In general, it is best to use variegated yarn with projects that make use of simpler stitches – you can use busy yarn or busy stitch work, but you shouldn’t use both. In addition to this guideline, you should take into account the type of variegated yarn (i.e. short patterning, long patterning, self striping, etc., as discussed in the last post) and the shaping (or lack thereof) in the pattern. A pattern with little or no shaping (such as increases and decreases) will result in regular color patterning just like the swatches in the previous posts. A pattern with lots of shaping will result in a more random assortment of color patterning.

The following examples show cases where I believe I have successfully coupled variegated yarn and a pattern.

This seat cushion uses short patterning variegated yarn and no shaping. This project is crocheted back and forth in rows, with one row of double crochet followed by a row of single crochet. Because the double crochet rows are wider, their colors stand out, and a diagonal striped pattern is visible (instead of the zigzag pattern normally expected when working back and forth in rows).

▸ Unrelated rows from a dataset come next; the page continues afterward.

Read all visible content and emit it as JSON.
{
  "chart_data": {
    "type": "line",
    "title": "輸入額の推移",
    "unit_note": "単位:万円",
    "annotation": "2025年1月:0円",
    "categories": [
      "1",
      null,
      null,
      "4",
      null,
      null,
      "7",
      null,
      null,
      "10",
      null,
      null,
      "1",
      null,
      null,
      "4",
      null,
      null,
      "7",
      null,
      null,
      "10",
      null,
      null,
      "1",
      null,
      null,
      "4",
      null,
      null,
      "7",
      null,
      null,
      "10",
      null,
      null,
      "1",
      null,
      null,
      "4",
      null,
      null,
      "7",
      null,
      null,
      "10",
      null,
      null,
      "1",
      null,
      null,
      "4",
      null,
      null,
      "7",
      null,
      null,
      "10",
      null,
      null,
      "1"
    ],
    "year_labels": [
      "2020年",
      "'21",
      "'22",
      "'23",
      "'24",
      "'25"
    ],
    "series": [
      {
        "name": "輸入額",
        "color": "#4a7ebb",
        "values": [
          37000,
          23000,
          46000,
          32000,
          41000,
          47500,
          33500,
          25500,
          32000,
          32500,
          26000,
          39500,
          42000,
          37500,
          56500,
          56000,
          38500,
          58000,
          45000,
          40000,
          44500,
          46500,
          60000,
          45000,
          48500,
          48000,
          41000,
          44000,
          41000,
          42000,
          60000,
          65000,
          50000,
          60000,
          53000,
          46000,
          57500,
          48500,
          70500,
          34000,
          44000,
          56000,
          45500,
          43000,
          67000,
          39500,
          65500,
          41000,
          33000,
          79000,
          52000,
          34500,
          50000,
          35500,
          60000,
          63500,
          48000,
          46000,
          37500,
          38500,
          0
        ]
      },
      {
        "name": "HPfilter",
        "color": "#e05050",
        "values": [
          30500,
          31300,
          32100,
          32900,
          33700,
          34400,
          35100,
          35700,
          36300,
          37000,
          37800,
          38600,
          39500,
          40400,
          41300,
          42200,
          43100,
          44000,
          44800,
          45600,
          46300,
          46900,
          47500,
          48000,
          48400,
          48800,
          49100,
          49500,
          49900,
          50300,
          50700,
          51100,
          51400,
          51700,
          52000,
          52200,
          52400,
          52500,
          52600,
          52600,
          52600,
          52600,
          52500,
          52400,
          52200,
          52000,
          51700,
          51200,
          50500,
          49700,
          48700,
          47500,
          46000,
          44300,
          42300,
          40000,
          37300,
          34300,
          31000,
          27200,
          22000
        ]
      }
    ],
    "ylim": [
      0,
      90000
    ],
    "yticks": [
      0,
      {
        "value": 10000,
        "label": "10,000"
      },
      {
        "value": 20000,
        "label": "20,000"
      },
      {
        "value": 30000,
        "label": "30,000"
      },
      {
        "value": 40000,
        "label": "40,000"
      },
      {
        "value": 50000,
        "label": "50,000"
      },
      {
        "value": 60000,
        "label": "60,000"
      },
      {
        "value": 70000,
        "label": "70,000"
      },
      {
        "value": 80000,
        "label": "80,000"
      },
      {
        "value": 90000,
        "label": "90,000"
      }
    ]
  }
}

The next example shows a portion of a baby blanket made with short patterning variegated yarn. The blanket itself is square, so there is no shaping. However, each row uses a different amount of closed and open work than the adjacent rows, so the colors form a more random pattern instead of the usual zigzag expected of this yarn.


These socks are made with self-striping yarn. A little openwork patterning is done on the sides.


Short patterning yarn is used for this vest, which is knitted back and forth in rows.  A simple lacy pattern and some shaping combine to allow the colors a bit of freedom in their patterning.  (By the way, the knitting pattern for this vest is available in my etsy store.)


In the last example, self-striping yarn is used in a pattern that requires a lot of shaping.  I’m developing the beret seen below as a way to use self-striping yarn to get more than just stripes.


These are just some of the ways that I have used variegated yarn.  Over the years I have made many mistakes when forcing a yarn I love to go with a pattern I love even if the two don’t go together.  Spending time thinking about how the colors will play out (using the basic principle presented in the previous posts) and, yes, making swatches are important steps in determining if you have the right yarn for the project – or the right project for the yarn.

What are your success stories in using variegated yarn?  I’d love to see and hear about your variegated yarn projects!